Take a moment to ponder what this chart is telling us about our financial system and economy. 35+ years ago, lower income households enjoyed the highest rates of income growth; the higher the income, the lower the rate of income growth.

This trend hasn’t just reversed; virtually all the income gains are now concentrated in the top 1/100th of 1%, which has pulled away from the top 1%, the top 5% and the top 10%, as well as from the bottom 90%.

The fundamental driver of this profoundly destabilizing dynamic is the disconnect of finance from the real-world economy.

The roots of this disconnect are debt: when we borrow from future earnings and energy production to fund consumption today, we are using finance to ramp up our consumption of real-world goods and services.

In small doses, this use of finance to increase consumption of real-world goods and services is beneficial: economies with access to credit can rapidly boost expansion in ways that economies with little credit cannot.

But the process of financialization is not benign. Financialization turns everything into a commodity that can be traded and leveraged as a financial entity that is no longer firmly connected to the real world.

The process of financialization requires expertise in the financial game, and it places a premium on immense flows of capital and opaque processes: for example, the bundling of debt such as mortgages or student loans into instruments that can be sold and traded.

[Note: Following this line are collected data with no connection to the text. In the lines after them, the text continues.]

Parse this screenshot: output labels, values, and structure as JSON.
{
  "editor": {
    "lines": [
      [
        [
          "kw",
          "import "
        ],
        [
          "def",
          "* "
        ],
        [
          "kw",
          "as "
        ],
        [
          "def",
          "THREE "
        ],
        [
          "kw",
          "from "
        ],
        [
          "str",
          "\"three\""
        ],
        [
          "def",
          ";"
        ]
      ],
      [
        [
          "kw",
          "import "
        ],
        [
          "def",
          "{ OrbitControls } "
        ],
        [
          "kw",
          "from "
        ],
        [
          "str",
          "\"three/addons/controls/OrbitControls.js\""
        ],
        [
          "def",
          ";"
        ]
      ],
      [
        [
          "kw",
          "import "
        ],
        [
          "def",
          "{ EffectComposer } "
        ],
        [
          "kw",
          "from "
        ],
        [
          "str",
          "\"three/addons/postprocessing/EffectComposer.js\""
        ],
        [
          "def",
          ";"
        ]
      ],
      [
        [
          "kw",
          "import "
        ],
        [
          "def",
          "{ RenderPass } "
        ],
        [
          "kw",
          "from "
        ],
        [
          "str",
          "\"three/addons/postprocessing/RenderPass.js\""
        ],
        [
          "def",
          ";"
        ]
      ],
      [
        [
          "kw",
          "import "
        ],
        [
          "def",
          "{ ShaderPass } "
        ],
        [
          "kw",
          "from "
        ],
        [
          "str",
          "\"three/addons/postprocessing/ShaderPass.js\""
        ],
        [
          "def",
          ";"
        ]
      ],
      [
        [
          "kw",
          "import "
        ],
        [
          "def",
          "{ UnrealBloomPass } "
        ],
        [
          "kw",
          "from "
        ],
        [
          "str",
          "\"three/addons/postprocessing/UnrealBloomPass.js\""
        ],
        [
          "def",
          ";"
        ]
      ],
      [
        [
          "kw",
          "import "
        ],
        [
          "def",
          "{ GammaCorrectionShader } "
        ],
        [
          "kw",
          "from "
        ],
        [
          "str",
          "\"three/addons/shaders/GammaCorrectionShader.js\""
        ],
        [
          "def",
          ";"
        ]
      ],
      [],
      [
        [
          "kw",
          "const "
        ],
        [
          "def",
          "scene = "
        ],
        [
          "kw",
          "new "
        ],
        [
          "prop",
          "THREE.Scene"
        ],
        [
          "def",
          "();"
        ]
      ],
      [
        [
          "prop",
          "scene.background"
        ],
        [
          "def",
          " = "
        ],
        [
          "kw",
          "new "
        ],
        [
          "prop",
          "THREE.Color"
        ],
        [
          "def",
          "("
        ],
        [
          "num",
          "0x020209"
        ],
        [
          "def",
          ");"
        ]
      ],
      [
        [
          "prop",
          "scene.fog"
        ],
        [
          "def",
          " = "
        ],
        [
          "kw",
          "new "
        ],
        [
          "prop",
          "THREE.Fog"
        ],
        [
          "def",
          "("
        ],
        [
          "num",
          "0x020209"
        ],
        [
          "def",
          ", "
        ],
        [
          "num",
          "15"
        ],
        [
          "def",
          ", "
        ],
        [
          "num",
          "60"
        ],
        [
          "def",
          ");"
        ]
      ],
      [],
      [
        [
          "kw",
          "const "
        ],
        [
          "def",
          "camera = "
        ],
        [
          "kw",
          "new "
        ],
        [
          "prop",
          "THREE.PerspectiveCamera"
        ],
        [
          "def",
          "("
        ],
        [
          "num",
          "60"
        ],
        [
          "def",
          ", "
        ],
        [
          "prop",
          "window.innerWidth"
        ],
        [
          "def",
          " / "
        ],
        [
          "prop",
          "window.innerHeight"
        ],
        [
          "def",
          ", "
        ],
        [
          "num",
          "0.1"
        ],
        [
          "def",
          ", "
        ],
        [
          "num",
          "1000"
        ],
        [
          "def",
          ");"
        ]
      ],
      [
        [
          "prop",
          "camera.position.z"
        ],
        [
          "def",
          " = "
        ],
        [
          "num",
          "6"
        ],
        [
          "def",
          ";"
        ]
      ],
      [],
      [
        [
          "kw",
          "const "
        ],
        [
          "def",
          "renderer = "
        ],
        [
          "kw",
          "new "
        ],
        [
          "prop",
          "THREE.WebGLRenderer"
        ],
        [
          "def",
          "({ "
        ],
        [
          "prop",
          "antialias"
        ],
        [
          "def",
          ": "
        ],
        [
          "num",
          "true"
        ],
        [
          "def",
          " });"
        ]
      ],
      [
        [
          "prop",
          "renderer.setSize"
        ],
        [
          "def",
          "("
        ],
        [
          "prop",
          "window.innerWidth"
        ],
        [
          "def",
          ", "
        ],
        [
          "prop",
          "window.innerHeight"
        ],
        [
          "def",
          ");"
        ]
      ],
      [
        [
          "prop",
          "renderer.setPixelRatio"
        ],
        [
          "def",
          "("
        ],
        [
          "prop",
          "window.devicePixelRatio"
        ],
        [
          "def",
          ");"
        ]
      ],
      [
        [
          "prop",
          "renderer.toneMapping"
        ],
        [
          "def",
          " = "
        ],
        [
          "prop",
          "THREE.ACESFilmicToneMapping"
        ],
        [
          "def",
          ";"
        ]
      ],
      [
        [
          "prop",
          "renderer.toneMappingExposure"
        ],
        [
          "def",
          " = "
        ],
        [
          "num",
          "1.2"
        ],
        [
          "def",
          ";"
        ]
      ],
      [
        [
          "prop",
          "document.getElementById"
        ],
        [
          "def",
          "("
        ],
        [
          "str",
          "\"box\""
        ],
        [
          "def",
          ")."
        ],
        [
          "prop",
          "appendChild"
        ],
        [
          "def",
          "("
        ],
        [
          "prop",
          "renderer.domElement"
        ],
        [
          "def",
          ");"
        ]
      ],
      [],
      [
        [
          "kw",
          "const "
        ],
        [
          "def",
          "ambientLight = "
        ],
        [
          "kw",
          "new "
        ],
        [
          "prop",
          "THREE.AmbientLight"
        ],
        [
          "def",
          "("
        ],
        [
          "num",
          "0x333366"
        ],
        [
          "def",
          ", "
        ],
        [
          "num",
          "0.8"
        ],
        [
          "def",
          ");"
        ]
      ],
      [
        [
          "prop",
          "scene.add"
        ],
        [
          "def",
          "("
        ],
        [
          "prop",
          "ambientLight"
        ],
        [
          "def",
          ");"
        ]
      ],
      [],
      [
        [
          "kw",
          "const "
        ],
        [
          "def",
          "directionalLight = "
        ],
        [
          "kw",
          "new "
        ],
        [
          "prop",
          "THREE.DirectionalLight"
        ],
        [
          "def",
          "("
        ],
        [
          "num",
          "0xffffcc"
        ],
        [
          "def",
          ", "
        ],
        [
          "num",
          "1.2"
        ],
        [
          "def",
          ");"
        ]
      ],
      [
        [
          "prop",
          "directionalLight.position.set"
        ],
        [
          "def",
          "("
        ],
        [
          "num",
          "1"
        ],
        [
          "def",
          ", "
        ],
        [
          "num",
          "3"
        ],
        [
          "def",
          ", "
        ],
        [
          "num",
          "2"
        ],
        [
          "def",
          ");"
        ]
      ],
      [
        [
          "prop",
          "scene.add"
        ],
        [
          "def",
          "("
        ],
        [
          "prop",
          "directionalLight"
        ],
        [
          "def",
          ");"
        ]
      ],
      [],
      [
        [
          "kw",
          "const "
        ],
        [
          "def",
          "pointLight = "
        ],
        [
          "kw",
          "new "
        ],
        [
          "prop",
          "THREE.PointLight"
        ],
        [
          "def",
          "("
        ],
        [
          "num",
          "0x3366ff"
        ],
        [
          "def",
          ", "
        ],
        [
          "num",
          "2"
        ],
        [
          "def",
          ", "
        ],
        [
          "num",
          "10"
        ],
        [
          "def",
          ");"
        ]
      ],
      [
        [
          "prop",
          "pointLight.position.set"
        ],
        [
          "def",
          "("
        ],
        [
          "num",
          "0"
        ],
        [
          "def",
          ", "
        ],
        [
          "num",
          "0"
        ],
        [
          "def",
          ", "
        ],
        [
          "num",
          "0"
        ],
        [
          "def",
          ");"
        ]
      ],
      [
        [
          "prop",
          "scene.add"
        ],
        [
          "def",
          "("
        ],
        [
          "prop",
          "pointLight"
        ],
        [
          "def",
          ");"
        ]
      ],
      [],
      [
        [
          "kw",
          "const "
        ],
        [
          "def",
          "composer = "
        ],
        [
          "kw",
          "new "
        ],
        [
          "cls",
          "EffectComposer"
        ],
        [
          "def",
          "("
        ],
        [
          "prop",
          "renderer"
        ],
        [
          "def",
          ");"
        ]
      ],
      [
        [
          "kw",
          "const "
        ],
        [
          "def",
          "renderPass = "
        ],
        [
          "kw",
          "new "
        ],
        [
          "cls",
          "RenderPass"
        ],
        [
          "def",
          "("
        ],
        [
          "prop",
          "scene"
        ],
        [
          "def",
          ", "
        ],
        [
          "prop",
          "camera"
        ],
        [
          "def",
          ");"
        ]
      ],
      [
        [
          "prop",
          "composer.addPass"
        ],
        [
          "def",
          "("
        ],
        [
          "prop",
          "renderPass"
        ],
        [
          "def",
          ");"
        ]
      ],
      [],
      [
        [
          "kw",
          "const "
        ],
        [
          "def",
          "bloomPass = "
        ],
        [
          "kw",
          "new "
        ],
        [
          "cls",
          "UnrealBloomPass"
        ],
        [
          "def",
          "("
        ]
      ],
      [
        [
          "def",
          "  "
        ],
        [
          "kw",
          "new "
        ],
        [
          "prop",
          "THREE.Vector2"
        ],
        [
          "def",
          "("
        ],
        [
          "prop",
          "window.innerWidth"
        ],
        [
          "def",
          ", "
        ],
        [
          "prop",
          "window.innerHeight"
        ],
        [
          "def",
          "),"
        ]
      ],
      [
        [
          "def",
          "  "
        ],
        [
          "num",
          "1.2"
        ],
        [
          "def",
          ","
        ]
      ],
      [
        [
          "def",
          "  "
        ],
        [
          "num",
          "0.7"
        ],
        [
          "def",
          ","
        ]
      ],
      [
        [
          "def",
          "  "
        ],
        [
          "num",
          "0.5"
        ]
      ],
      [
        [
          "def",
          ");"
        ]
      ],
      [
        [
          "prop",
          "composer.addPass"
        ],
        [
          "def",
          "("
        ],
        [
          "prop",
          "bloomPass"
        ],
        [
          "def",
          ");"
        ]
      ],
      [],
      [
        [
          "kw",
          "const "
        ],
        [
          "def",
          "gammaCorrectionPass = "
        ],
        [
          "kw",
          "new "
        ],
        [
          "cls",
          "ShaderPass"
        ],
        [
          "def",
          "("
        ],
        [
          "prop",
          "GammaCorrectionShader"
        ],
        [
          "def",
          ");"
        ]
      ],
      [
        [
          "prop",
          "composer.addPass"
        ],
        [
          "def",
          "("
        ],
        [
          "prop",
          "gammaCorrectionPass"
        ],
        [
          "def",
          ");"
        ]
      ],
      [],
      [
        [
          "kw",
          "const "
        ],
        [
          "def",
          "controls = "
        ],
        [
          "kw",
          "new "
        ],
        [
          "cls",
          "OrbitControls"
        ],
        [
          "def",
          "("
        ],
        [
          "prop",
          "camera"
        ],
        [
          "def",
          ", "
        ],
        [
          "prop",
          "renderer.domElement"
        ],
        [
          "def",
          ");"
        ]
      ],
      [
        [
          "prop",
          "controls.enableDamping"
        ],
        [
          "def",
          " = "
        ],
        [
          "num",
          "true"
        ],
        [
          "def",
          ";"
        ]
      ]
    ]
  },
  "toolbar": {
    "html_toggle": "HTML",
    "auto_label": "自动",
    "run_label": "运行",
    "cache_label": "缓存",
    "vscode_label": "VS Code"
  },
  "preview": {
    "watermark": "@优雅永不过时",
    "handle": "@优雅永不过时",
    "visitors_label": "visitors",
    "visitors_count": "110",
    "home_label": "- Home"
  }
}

These instruments can then become the foundation of an entirely new layer of instruments that can be sold and traded. This pyramiding of debt-based “assets” spreads risk throughout the economy while aggregating the gains into the hands of the very few with access to the capital and expertise needed to pass the risk and assets off onto others while keeping the gains.

Profit flows to what’s scarce, and in a financialized economy, goods and services have become commodities, i.e. they are rarely scarce, because somewhere in the global economy new supplies can be brought online.

What’s scarce in a financialized economy is specialized knowledge of financial games such as tax avoidance, arbitrage, packaging collateralized debt obligations and so on.

Though the billionaires who have actually launched real-world businesses get the media attention–Bill Gates, Jeff Bezos, Steve Jobs, et al.–relatively few of the top 1/10th of 1% actually created a real-world business; most are owners of capital with annual incomes of $10 million to $100 million that are finance-generated.

This is only possible in a financialized economy in which finance has become increasingly detached from the real-world economy.

Those with the capital and skills to reap billions in profits from servicing and packaging student loan debt have no interest in whether the education being purchased with the loans has any utility to the indebted students, as their profits flow not from the real world but from the debt itself.

This is how we’ve ended up with an economy characterized by profound dysfunction in the real world of higher education, healthcare, etc., and immense fortunes being earned by a few at the top of the pyramid from the financialized games that have little to no connection to the real-world economy.

Anyone who thinks our toxic financial system is stable is delusional. If history is any guide (and recall that Human Nature hasn’t changed in the 5,000 uears of recorded history), this sort of accelerating income/wealth/ power inequality is profoundly destabilizing–economically, politically and socially.

All the domestic headline crises–culture wars, opioid epidemic, etc.–are not causes of discord: they are symptoms of the inevitable consequences of a toxic financial system that has broken our economy, our system of governance and our society.